# **ID3 Decision Tree**



# **Dependency Imports**

In [None]:
import pandas as pd # data manipulation
import numpy as np  # mathematical calulation
import typing # helper for using tuple in python type hinting
from sklearn import datasets # importation of pre-exsiting datasets
from sklearn.model_selection import train_test_split # for splitting datasets into train/test splits
eps = np.finfo(float).eps # smallest possible positive number that can be represented. For avoiding div by 0 errors 
from pprint import pprint # for printing dict types in a more formatted way

# **ID3 Classes**
- A recursive and OOP designed implementation

In [None]:
class SubTree:

  def __init__(self):
    self.tree = {} # the initial sub tree
  

  def createSubTree(self, 
                    featureName: str, 
                    trainData: pd.DataFrame, 
                    label: str, 
                    classList: list) -> typing.Tuple[dict, pd.DataFrame]:

    """Creates the a sub tree for the feature with the highest info gain.
    
    :param featureName: 
    :param trainData: passed in DataFrame containing training data
    :param label: target label associated with the DataFrame
    :param classList: list of unique classes for the label
    
    :return: dictionary of the subTree,
             updated dataset DataFrame
    """

    featureValueCount = trainData[featureName].value_counts(sort=False) # creates a dictionary containing the counts of unique features
    
    for featureValue, count in featureValueCount.iteritems(): # loop through the features and their counts
        featureValueData = trainData[trainData[featureName] == featureValue] 
        
        pureClass = False # flag for whether the feature value has only one target label type. i.e is 'pure'
        for c in classList: 
            classCount = featureValueData[featureValueData[label] == c].shape[0] 

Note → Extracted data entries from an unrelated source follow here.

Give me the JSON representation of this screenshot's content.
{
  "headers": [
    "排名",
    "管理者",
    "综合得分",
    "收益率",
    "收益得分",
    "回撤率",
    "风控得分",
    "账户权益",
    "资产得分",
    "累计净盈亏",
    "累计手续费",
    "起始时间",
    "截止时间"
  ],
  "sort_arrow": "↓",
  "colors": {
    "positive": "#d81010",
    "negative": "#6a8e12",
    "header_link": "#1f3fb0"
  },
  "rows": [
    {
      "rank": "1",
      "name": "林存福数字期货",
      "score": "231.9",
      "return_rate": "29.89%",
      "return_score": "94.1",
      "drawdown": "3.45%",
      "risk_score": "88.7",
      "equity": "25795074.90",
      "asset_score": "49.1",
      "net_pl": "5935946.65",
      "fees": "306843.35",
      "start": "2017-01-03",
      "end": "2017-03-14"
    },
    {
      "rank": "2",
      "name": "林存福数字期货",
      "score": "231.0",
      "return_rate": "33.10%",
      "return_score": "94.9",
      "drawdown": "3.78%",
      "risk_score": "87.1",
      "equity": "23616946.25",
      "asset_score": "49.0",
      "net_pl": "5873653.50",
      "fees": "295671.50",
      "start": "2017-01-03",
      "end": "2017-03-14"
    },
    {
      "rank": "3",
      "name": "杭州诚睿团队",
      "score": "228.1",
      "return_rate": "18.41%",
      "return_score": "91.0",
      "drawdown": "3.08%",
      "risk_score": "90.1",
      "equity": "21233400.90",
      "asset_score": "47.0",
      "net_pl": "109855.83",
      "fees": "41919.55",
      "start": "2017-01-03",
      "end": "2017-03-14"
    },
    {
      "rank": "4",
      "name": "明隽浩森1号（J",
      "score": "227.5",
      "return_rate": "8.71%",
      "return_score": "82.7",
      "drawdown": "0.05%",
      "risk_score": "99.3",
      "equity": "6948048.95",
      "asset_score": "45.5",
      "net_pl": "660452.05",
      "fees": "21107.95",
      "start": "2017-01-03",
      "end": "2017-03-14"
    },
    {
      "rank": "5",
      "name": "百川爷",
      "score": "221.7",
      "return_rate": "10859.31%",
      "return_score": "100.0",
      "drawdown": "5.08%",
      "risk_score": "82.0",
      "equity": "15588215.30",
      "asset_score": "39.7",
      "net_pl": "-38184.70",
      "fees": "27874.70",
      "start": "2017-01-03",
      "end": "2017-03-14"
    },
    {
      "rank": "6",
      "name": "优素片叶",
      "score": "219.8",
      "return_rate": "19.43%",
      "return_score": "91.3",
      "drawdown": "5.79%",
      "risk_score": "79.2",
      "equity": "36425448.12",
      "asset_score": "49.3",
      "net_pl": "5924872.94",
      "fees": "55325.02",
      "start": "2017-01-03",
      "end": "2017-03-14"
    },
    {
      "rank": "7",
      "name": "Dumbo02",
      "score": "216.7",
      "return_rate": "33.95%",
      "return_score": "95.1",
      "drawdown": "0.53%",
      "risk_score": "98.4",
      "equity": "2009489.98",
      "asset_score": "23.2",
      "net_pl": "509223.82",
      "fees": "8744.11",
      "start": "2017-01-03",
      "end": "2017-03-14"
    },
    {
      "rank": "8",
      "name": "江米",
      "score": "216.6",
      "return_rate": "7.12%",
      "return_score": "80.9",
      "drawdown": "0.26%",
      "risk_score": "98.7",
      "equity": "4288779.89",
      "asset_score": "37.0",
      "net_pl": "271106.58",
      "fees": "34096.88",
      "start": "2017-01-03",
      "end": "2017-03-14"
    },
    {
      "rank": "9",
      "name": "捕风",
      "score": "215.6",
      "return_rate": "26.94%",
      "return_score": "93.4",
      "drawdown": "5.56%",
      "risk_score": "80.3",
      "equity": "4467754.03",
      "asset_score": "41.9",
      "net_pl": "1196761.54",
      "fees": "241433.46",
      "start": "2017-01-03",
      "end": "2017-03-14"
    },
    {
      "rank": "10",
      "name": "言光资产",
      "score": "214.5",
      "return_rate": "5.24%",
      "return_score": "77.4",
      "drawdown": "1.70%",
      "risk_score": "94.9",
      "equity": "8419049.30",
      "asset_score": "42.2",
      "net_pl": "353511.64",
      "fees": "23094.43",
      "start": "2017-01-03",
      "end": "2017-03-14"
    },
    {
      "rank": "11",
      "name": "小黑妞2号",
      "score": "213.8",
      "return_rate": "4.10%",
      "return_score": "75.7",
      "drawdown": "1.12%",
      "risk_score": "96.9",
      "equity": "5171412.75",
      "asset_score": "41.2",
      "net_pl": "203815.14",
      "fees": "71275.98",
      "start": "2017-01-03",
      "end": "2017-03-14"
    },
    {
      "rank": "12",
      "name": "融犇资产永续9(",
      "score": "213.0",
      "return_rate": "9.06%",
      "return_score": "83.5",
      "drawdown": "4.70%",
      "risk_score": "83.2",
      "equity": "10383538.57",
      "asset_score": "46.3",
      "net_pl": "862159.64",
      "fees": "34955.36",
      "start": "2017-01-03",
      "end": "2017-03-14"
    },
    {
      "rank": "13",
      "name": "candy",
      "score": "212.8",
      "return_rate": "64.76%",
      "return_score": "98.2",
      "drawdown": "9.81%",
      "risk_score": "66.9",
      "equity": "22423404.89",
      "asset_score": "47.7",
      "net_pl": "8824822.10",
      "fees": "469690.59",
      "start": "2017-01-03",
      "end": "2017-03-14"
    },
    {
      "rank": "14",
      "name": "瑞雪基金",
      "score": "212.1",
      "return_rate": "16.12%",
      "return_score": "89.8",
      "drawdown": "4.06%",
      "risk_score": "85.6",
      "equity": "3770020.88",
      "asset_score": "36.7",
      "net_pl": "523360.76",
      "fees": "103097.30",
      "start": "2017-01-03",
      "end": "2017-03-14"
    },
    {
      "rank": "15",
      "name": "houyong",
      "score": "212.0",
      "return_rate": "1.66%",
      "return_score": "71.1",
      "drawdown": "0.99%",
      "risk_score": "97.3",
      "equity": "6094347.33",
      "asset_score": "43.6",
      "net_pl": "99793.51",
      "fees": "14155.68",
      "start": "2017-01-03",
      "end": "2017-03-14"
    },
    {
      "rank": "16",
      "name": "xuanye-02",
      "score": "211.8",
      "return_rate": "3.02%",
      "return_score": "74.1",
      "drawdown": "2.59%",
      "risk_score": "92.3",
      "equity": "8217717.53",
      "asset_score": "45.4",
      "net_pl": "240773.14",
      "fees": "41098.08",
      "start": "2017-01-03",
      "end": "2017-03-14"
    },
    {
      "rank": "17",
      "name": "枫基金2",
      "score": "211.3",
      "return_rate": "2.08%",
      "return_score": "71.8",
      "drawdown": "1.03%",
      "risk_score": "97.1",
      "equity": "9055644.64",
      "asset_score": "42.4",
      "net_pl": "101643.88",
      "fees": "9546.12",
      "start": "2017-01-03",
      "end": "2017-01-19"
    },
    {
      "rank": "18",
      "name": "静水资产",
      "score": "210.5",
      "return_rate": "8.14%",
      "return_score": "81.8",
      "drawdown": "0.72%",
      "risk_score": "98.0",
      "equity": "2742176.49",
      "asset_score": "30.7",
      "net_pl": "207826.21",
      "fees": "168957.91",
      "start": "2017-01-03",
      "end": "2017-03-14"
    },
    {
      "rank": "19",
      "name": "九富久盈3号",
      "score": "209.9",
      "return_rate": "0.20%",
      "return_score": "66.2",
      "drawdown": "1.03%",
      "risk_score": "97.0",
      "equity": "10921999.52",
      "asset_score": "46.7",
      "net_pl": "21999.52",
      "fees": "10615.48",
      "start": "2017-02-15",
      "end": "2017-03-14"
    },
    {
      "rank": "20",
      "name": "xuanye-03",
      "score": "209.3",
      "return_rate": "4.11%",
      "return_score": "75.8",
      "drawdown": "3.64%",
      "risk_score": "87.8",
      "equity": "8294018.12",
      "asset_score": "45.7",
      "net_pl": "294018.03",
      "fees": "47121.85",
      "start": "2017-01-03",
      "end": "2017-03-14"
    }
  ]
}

            if classCount == count: # if the counts match the feature is 'pure'
                self.tree[featureValue] = c # add to the sub tree
                trainData = trainData[trainData[featureName] != featureValue] # remove the feature value rows from the dataset
                pureClass = True
        if not pureClass: 
            self.tree[featureValue] = "?" # mark with '?' as the branch can be extended further
            
    return self.tree, trainData

In [None]:
class Tree:

  def __init__(self, trainData: pd.DataFrame, label: str): 
    classList = trainData[label].unique()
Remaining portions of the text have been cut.